Un père sous respirateur séparé de sa famille par la COVID-19

La fille d’un homme branché sur un respirateur en raison de complications liées à la COVID-19, en Nouvelle-Écosse, veut que les Canadiens sachent que la maladie peut priver du contact de ses proches au moment où l’on en a le plus besoin.

Kelly Marshall dit vouloir encourager la population à suivre les directives des autorités de la santé publique visant à freiner la propagation du coronavirus.

La femme de 39 ans a vu son père de 69 ans, Rick Cameron, passer de souffrir de courbatures à une hospitalisation sous respirateur en l’espace d’une semaine. Sa mère, Faye Cameron, a également été testée positive et se trouve en isolement à la maison.

Les problèmes ont commencé un peu plus de deux semaines après le retour de Floride de Rick Cameron, rentré au pays le 22 février. La source originale de son infection demeure incertaine.

Kelly Marshall vivait dans la même maison que ses parents, avec son mari Brian, en raison de l’incendie de sa propre résidence. Le deuxième couple se trouve aussi en isolement en raison de l’apparition de certains symptômes.

Dans le cas du père, la maladie a progressé rapidement et le 19 mars, il n’arrivait plus à entendre sa fille lui parler alors qu’il tentait de reprendre son souffle. Il a dû être transporté à l’hôpital par ambulance.

Pour Mme Marshall, l’une des conséquences les plus cruelles de la COVID-19, c’est d’empêcher les proches, parents, enfants et conjoints, de visiter et de toucher leurs êtres chers qui se battent pour leur vie à l’hôpital.
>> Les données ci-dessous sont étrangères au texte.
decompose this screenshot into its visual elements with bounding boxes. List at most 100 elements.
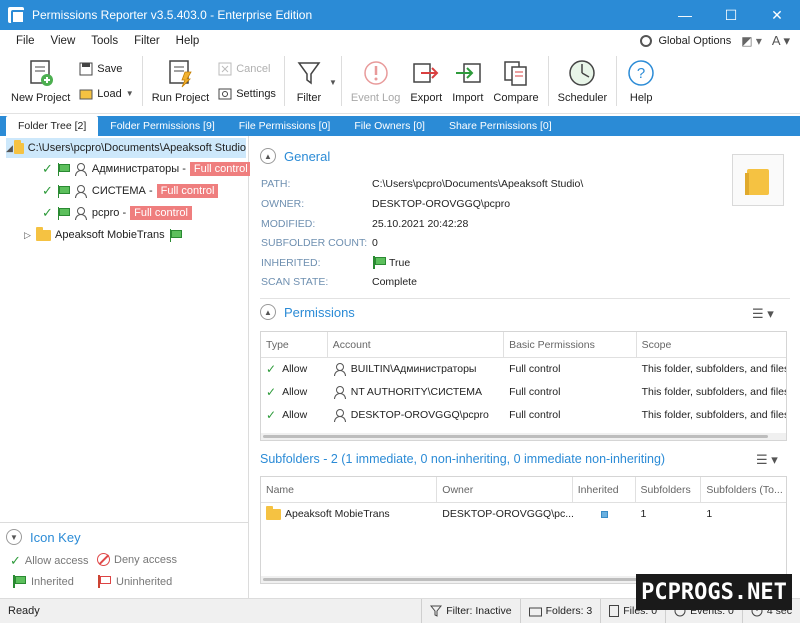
allow-check-icon: ✓ [266, 408, 277, 422]
menu-tools[interactable]: Tools [83, 35, 126, 47]
tab-folder-tree[interactable]: Folder Tree [2] [6, 116, 99, 136]
allow-check-icon: ✓ [42, 183, 53, 198]
tree-account-label: СИСТЕМА - [91, 185, 153, 197]
table-row[interactable]: ✓ Allow DESKTOP-OROVGGQ\pcpro Full contro… [261, 404, 786, 427]
collapse-caret-icon[interactable]: ▲ [260, 304, 276, 320]
details-panel: ▲ General PATH: C:\Users\pcpro\Documents… [250, 136, 800, 598]
import-button[interactable]: Import [447, 56, 488, 108]
account-cell: BUILTIN\Администраторы [350, 363, 477, 375]
collapse-icon[interactable]: ◢ [6, 143, 14, 154]
table-row[interactable]: ✓ Allow NT AUTHORITY\СИСТЕМА Full control… [261, 381, 786, 404]
permissions-section-header[interactable]: ▲ Permissions [260, 304, 355, 320]
permissions-menu-icon[interactable]: ☰ ▾ [752, 306, 774, 322]
tree-permission-item[interactable]: ✓ Администраторы - Full control [42, 159, 252, 179]
new-project-icon [29, 60, 53, 86]
col-subfolders-total[interactable]: Subfolders (To... [701, 477, 786, 502]
col-subfolders[interactable]: Subfolders [636, 477, 702, 502]
event-log-icon [363, 61, 388, 85]
inherited-flag-icon [169, 228, 183, 242]
theme-dropdown[interactable]: ◩ ▾ [741, 34, 762, 48]
minimize-button[interactable]: — [662, 0, 708, 30]
toolbar-separator [340, 56, 342, 106]
help-label: Help [629, 92, 653, 104]
filter-dropdown-icon[interactable]: ▼ [329, 78, 337, 87]
modified-value: 25.10.2021 20:42:28 [372, 218, 469, 230]
save-label: Save [97, 62, 123, 75]
import-label: Import [452, 92, 484, 104]
menu-file[interactable]: File [8, 35, 43, 47]
icon-key-panel: ▼ Icon Key ✓ Allow access Deny access In… [0, 522, 249, 598]
run-project-button[interactable]: Run Project [147, 56, 214, 108]
col-inherited[interactable]: Inherited [573, 477, 636, 502]
expand-icon[interactable]: ▷ [24, 230, 36, 241]
permission-badge: Full control [189, 162, 252, 176]
user-icon [74, 162, 87, 176]
font-size-dropdown[interactable]: A ▾ [772, 33, 790, 49]
key-uninherited-label: Uninherited [116, 575, 173, 588]
subfolders-title: Subfolders - 2 (1 immediate, 0 non-inher… [260, 452, 666, 466]
user-icon [333, 386, 346, 399]
collapse-caret-icon[interactable]: ▼ [6, 529, 22, 545]
tree-root-label: C:\Users\pcpro\Documents\Apeaksoft Studi… [27, 142, 246, 154]
new-project-button[interactable]: New Project [6, 56, 75, 108]
menu-filter[interactable]: Filter [126, 35, 168, 47]
general-section-header[interactable]: ▲ General [260, 148, 330, 164]
permissions-title: Permissions [284, 304, 355, 320]
subfolders-header-row: Name Owner Inherited Subfolders Subfolde… [261, 477, 786, 503]
close-button[interactable]: ✕ [754, 0, 800, 30]
folder-icon [36, 226, 51, 241]
tree-subfolder-item[interactable]: ▷ Apeaksoft MobieTrans [24, 225, 186, 245]
tree-permission-item[interactable]: ✓ pcpro - Full control [42, 203, 192, 223]
col-type[interactable]: Type [261, 332, 328, 357]
folder-icon [266, 506, 281, 520]
status-folders-label: Folders: 3 [545, 605, 593, 617]
maximize-button[interactable]: ☐ [708, 0, 754, 30]
load-dropdown-icon[interactable]: ▼ [126, 89, 134, 98]
allow-check-icon: ✓ [266, 362, 277, 376]
scope-cell: This folder, subfolders, and files [641, 386, 786, 398]
key-allow: ✓ Allow access [10, 553, 88, 569]
col-basic-permissions[interactable]: Basic Permissions [504, 332, 637, 357]
scheduler-button[interactable]: Scheduler [553, 56, 613, 108]
event-log-button[interactable]: Event Log [346, 56, 406, 108]
status-filter[interactable]: Filter: Inactive [421, 598, 519, 623]
filter-button[interactable]: Filter [289, 56, 329, 108]
new-project-label: New Project [11, 92, 71, 104]
tree-permission-item[interactable]: ✓ СИСТЕМА - Full control [42, 181, 219, 201]
export-button[interactable]: Export [405, 56, 447, 108]
collapse-caret-icon[interactable]: ▲ [260, 148, 276, 164]
help-button[interactable]: ? Help [621, 56, 661, 108]
col-account[interactable]: Account [328, 332, 505, 357]
icon-key-header[interactable]: ▼ Icon Key [6, 529, 81, 545]
horizontal-scrollbar[interactable] [261, 433, 786, 440]
deny-icon [97, 553, 110, 566]
settings-button[interactable]: Settings [218, 83, 276, 105]
key-allow-label: Allow access [24, 555, 89, 567]
menu-help[interactable]: Help [168, 35, 208, 47]
menu-view[interactable]: View [43, 35, 84, 47]
col-name[interactable]: Name [261, 477, 438, 502]
col-owner[interactable]: Owner [437, 477, 573, 502]
subfolders-section-header[interactable]: Subfolders - 2 (1 immediate, 0 non-inher… [260, 452, 665, 466]
tree-root-item[interactable]: ◢ C:\Users\pcpro\Documents\Apeaksoft Stu… [6, 138, 246, 158]
tab-folder-permissions[interactable]: Folder Permissions [9] [98, 116, 226, 136]
table-row[interactable]: Apeaksoft MobieTrans DESKTOP-OROVGGQ\pc.… [261, 503, 786, 526]
settings-icon [218, 88, 232, 99]
tab-file-owners[interactable]: File Owners [0] [342, 116, 437, 136]
table-row[interactable]: ✓ Allow BUILTIN\Администраторы Full contr… [261, 358, 786, 381]
folder-icon [13, 139, 24, 154]
load-button[interactable]: Load ▼ [79, 83, 134, 105]
save-button[interactable]: Save [79, 58, 133, 80]
tab-share-permissions[interactable]: Share Permissions [0] [437, 116, 564, 136]
perm-cell: Full control [509, 363, 561, 375]
global-options-button[interactable]: Global Options [640, 35, 731, 48]
subfolders-menu-icon[interactable]: ☰ ▾ [756, 452, 778, 468]
col-scope[interactable]: Scope [637, 332, 786, 357]
watermark: PCPROGS.NET [636, 574, 792, 610]
cancel-button[interactable]: Cancel [218, 58, 276, 80]
compare-button[interactable]: Compare [488, 56, 543, 108]
filter-icon [430, 605, 443, 617]
tab-file-permissions[interactable]: File Permissions [0] [227, 116, 343, 136]
user-icon [333, 363, 346, 376]
subfolders-total-cell: 1 [706, 508, 713, 520]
«Quand quelqu’un est malade, vous voulez être là, lui tenir la main et le prendre dans vos bras. C’est exactement ce que vous ne pouvez pas faire avec (la COVID-19)», a-t-elle confié lors d’un entretien téléphonique depuis chez elle.

«Quand on a appris la nouvelle, j’ai vu ma mère s’effondrer et je ne pouvais même pas la consoler parce qu’elle aussi avait la maladie. Je voulais un câlin de ma mère et je ne pouvais pas l’avoir.»

Parallèlement, les moindres détails du quotidien familial ont été bouleversés en raison de la présence du coronavirus à la maison. Se brosser les dents devient un risque pour les autres si l’on ne fait pas attention.

Chaque jour, Kelly Marshall désinfecte à plusieurs reprises la chambre de sa mère pendant qu’elle prend soin d’elle.

Elle souligne que son père a toujours préféré être franc sur les sujets difficiles et en discuter ouvertement. C’est cette attitude qui la pousse à parler publiquement des conséquences de la maladie, explique la Néo-écossaise.

Elle décrit son père comme un homme à la retraite en parfaite santé qui n’avait eu affaire qu’à quelques rhumes occasionnels au cours des 40 dernières années.

Le consensus scientifique reconnaît qu’il existe un risque plus élevé de complications liées à la COVID-19 chez les patients dont l’âge atteint la fin de la soixantaine et plus.

Une étude de l’Imperial College de Londres, au Royaume-Uni, montre que le taux moyen de mortalité chez les adultes de moins de 60 ans est estimé à moins de 0,2 %, contre 9,3 % chez les plus de 80 ans.

Kelly Marshall dit avoir été touchée par un flux régulier de messages d’encouragement depuis sa première sortie publique, la semaine dernière. Elle insiste cependant sur le fait que son objectif reste d’appeler les Canadiens à respecter les consignes d’éloignement.

«Papa serait tellement heureux si cela pouvait aider quelqu’un», a-t-elle conclu.